I’ve written a fair bit up about this at http://www.opoudjis.net/unicode/… . All secondary research, but it’s secondary research that seems to have been cited at Wikipedia.

Your timeline is right:

  • There was a distinct heta letter for /h/, which looked like H, but it was not used in all locations.
  • There was an innovation in antiquity (ca 400 BC), whereby Greeks in Southern Italy broke H in half, and used that for /h/: Ͱ
  • From there, Greek papyri use one half of H as a diacritic to indicate an H is present, and the other half to indicate they are missing: x҅ x҆ . (I didn’t write down when, but my page says “by the time Greek starts showing up in papyri”, so it would have been around 300 BC—before /h/ stopped being pronounced.
  • Those symbols survived long enough to be passed on to Early Cyrillic, and thus Unicode.
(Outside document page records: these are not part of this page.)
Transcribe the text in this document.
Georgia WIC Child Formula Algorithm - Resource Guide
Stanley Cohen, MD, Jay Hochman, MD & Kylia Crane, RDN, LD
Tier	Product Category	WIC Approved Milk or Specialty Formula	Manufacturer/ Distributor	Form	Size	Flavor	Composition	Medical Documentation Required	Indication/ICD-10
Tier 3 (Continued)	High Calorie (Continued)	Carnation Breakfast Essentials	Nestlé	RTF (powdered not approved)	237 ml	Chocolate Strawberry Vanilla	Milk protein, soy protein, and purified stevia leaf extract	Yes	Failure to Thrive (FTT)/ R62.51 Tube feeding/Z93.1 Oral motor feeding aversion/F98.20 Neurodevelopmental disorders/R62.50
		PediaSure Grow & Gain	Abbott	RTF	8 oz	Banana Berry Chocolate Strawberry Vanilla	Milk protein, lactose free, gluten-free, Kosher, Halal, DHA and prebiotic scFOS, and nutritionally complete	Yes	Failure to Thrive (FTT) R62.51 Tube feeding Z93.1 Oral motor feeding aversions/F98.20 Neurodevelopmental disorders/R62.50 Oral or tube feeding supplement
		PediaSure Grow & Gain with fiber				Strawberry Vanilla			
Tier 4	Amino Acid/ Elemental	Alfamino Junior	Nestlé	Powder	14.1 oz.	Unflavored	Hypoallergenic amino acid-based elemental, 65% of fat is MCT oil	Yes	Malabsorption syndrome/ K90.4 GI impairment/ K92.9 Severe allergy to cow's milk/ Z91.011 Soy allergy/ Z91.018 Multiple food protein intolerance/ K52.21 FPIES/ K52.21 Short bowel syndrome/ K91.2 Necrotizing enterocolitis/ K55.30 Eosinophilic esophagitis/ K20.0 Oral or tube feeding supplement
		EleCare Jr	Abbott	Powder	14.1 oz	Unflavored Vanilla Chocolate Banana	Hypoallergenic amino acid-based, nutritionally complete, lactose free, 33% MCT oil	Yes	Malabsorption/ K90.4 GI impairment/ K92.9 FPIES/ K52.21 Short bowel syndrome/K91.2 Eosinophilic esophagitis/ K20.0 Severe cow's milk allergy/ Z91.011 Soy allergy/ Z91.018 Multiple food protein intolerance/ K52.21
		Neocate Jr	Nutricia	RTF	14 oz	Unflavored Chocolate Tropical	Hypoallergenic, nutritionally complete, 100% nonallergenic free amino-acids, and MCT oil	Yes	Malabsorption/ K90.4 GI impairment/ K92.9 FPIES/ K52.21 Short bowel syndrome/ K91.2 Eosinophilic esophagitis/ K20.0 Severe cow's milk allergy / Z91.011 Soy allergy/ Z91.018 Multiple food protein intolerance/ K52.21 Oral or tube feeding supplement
  • In Greek manuscripts by the 12th century, the diacritics ended up being curved: ἀ ἀ
  • Notice that the symbols were used long after the /h/ stopped being pronounced. In fact, accents and breathings started being notated as diacritics, precisely because they were starting to be lost in pronunciation. They were first used to teach proper speech, and after they had completely disappeared, they kept being used because the ancients had used them.